SOLUTIONS : Nebraska

Medicaid The Need for Medicaid Reform Grows Larger After Obamacare

The Platte Institute | by Brian Blasé and C.L. Gray, M.D. | August 1, 2011

Executive Summary

Medicaid Facts

• Nebraska's inflation-adjusted per capita Medicaid spending increased 224 percent over the past two decades, which was nearly twice as fast as the increase in state education spending and over 20 times faster than the increase in state spending on transportation.

• Nebraska's taxpayers pay about 40 percent of the state's Medicaid spending with the federal government paying the remainder. In Nebraska, an extra dollar of Medicaid spending brings in an extra $1.50 in federal support.

• The open-ended federal reimbursement of state Medicaid spending encourages states to grow inefficiently large programs because of the ability to pass costs to federal taxpayers.

• The perverse incentives that encourage Medicaid's unsustainable growth became exacerbated by persistent state bailouts. When state budget situations deteriorated in the past decade, states received a Medicaid bailout in the form of an increased reimbursement. This enabled states to avoid dealing with irresponsible program growth and created a moral hazard problem where states could look to Washington to rescue them if their programs grew too expensive.

• Medicaid's sizeable crowd-out of private coverage (economists estimate it on the magnitude of 80 percent) and the lack of evidence that Medicaid delivers quality care underscores the fact that a substantial amount of public spending on Medicaid could be saved without an adverse impact.

• Low payment rates for providers who serve Medicaid patients result in an access problem for Medicaid recipients and an overuse of emergency care for non- emergency purposes.

Obamacare


• Obamacare's Medicaid expansion will add nearly 100,000 additional Nebraskans to Medicaid at an annual cost to taxpayers in Nebraska of around $500 million.

• Obamacare's maintenance of effort (MOE) requirement effectively means that states must limit Medicaid spending by cutting provider payment rates or optional benefits.

Principles of Reform

•Since Medicaid is already too big, the Obamacare Medicaid expansion must be repealed.

• The open-ended reimbursement should be replaced with fixed allotments to the states to provide them the incentive to reform their programs and stop developing schemes to leverage additional federal dollars. This would impose greater discipline on state programs and make future crises less likely.

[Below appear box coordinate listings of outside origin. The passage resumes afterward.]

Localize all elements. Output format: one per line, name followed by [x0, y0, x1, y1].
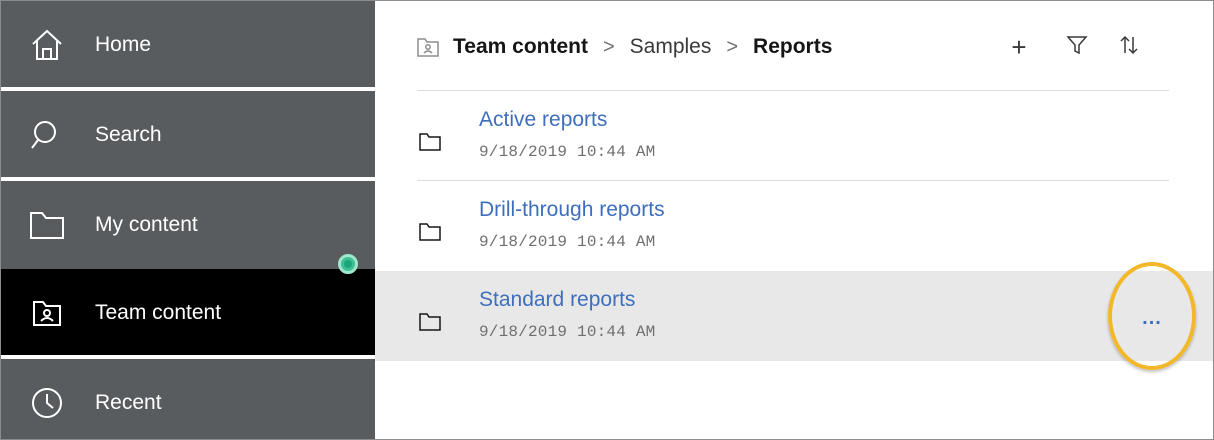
list-item-title[interactable]: Active reports — [479, 108, 607, 132]
main-panel: Team content > Samples > Reports + Activ… — [375, 1, 1213, 439]
breadcrumb-separator: > — [726, 35, 739, 58]
folder-icon — [419, 313, 441, 331]
sidebar-item-label: Search — [95, 123, 162, 146]
list-item-title[interactable]: Drill-through reports — [479, 198, 665, 222]
filter-button[interactable] — [1061, 31, 1093, 63]
sort-button[interactable] — [1113, 31, 1145, 63]
breadcrumb-separator: > — [602, 35, 615, 58]
sidebar-item-label: My content — [95, 213, 198, 236]
team-folder-icon — [417, 36, 439, 58]
list-item-date: 9/18/2019 10:44 AM — [479, 323, 656, 341]
breadcrumb-team-content[interactable]: Team content — [453, 35, 588, 59]
list-item-title[interactable]: Standard reports — [479, 288, 635, 312]
folder-icon — [27, 205, 67, 245]
list-item[interactable]: Active reports 9/18/2019 10:44 AM — [375, 91, 1213, 181]
sidebar-item-my-content[interactable]: My content — [1, 181, 375, 269]
list-item-date: 9/18/2019 10:44 AM — [479, 233, 656, 251]
notification-dot — [338, 254, 358, 274]
sidebar-item-label: Home — [95, 33, 152, 56]
breadcrumb-samples[interactable]: Samples — [630, 35, 712, 59]
search-icon — [27, 115, 67, 155]
sidebar-item-search[interactable]: Search — [1, 91, 375, 179]
home-icon — [27, 25, 67, 65]
sidebar-item-label: Recent — [95, 391, 162, 414]
add-button[interactable]: + — [1003, 31, 1035, 63]
folder-icon — [419, 133, 441, 151]
more-actions-button[interactable]: ... — [1131, 303, 1173, 333]
clock-icon — [27, 383, 67, 423]
folder-icon — [419, 223, 441, 241]
sidebar: Home Search My content Team content Rece… — [1, 1, 375, 439]
breadcrumb: Team content > Samples > Reports — [417, 29, 832, 65]
list-item-selected[interactable]: Standard reports 9/18/2019 10:44 AM ... — [375, 271, 1213, 361]
sort-icon — [1118, 34, 1140, 61]
list-item-date: 9/18/2019 10:44 AM — [479, 143, 656, 161]
app-window: Home Search My content Team content Rece… — [0, 0, 1214, 440]
sidebar-item-home[interactable]: Home — [1, 1, 375, 89]
list-item[interactable]: Drill-through reports 9/18/2019 10:44 AM — [375, 181, 1213, 271]
breadcrumb-reports: Reports — [753, 35, 833, 58]
sidebar-item-label: Team content — [95, 301, 222, 324]
sidebar-item-recent[interactable]: Recent — [1, 359, 375, 439]
filter-icon — [1066, 34, 1088, 61]
sidebar-item-team-content[interactable]: Team content — [1, 269, 375, 357]
team-folder-icon — [27, 293, 67, 333]
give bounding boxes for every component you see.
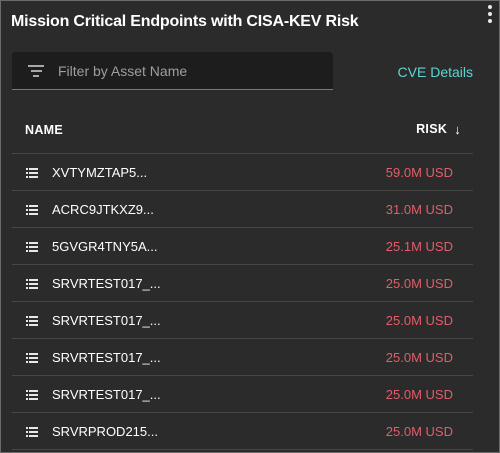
table-row[interactable]: SRVRPROD215... 25.0M USD xyxy=(12,413,473,450)
table-body: XVTYMZTAP5... 59.0M USD ACRC9JTKXZ9... 3… xyxy=(12,154,473,450)
column-header-name[interactable]: NAME xyxy=(25,123,63,137)
asset-name: SRVRPROD215... xyxy=(52,424,158,439)
list-icon xyxy=(26,427,38,437)
risk-value: 25.0M USD xyxy=(385,350,453,365)
risk-value: 59.0M USD xyxy=(385,165,453,180)
list-icon xyxy=(26,316,38,326)
asset-name: SRVRTEST017_... xyxy=(52,313,161,328)
filter-field[interactable] xyxy=(12,52,333,90)
list-icon xyxy=(26,390,38,400)
risk-value: 25.1M USD xyxy=(385,239,453,254)
risk-value: 25.0M USD xyxy=(385,387,453,402)
list-icon xyxy=(26,279,38,289)
kebab-dot xyxy=(488,12,492,16)
asset-name: SRVRTEST017_... xyxy=(52,276,161,291)
risk-value: 25.0M USD xyxy=(385,276,453,291)
table-row[interactable]: 5GVGR4TNY5A... 25.1M USD xyxy=(12,228,473,265)
cve-details-link[interactable]: CVE Details xyxy=(398,64,473,80)
list-icon xyxy=(26,168,38,178)
kebab-dot xyxy=(488,5,492,9)
risk-value: 31.0M USD xyxy=(385,202,453,217)
risk-value: 25.0M USD xyxy=(385,313,453,328)
table-row[interactable]: XVTYMZTAP5... 59.0M USD xyxy=(12,154,473,191)
column-header-risk-label: RISK xyxy=(416,122,448,136)
arrow-down-icon: ↓ xyxy=(454,121,461,137)
table-row[interactable]: SRVRTEST017_... 25.0M USD xyxy=(12,376,473,413)
column-header-risk[interactable]: RISK ↓ xyxy=(416,122,461,136)
table-row[interactable]: SRVRTEST017_... 25.0M USD xyxy=(12,265,473,302)
table-row[interactable]: ACRC9JTKXZ9... 31.0M USD xyxy=(12,191,473,228)
widget-title: Mission Critical Endpoints with CISA-KEV… xyxy=(11,13,359,30)
table-row[interactable]: SRVRTEST017_... 25.0M USD xyxy=(12,302,473,339)
risk-value: 25.0M USD xyxy=(385,424,453,439)
list-icon xyxy=(26,242,38,252)
more-vert-icon[interactable] xyxy=(487,5,493,23)
asset-name: XVTYMZTAP5... xyxy=(52,165,148,180)
table-row[interactable]: SRVRTEST017_... 25.0M USD xyxy=(12,339,473,376)
filter-list-icon xyxy=(28,64,44,77)
endpoints-widget: Mission Critical Endpoints with CISA-KEV… xyxy=(0,0,500,453)
asset-name: SRVRTEST017_... xyxy=(52,350,161,365)
list-icon xyxy=(26,353,38,363)
asset-name: 5GVGR4TNY5A... xyxy=(52,239,158,254)
asset-name: SRVRTEST017_... xyxy=(52,387,161,402)
asset-name: ACRC9JTKXZ9... xyxy=(52,202,154,217)
kebab-dot xyxy=(488,19,492,23)
list-icon xyxy=(26,205,38,215)
asset-name-filter-input[interactable] xyxy=(56,61,310,80)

After utilizing its federal allotment, a state would absorb the full cost of additional program spending, so states would form more efficient programs.

• States should consider a premium assistance model, where certain low-income populations are given a voucher to purchase a private health insurance policy that meets their needs and risk preferences. Enrollees would benefit from increased choice of benefit packages and improved access to providers.

• States should structure vouchers on a sliding scale so those with lower income pay less out of pocket.

• States should control eligibility for their Medicaid programs by limiting the program to individuals who genuinely need public assistance.

• The federal government needs to allow states to reduce the asset exemptions that allow many people to game the rules and qualify for taxpayer financed long-term care through Medicaid. States need to impose meaningful income and asset tests and move away from the nursing home bias in Medicaid. States should also increase estate recovery collections.

• States need flexibility from onerous government rules and mandates. Greater state freedom to experiment is not only consistent with federalism, it enables states to be laboratories where they can adopt a variety of policies and learn from each other about what works and what does not work.

 

If states received a non-fungible Medicaid block grant from the federal government rather than fungible matching funds, each state would have the incentive to reign in Medicaid spending.  If states were freed from the myriad federal mandates (such as the “maintenance of effort” clause of the Patient Protection and Affordable Care Act) they would gain the ability to run Medicaid efficiently.  Replacing the current federal financing structure of Medicaid with fixed allotments to the states would help save both state and federal budgets. Without this policy change, states will dig further budgetary holes and the federal government will face an increased likelihood of a debt crisis.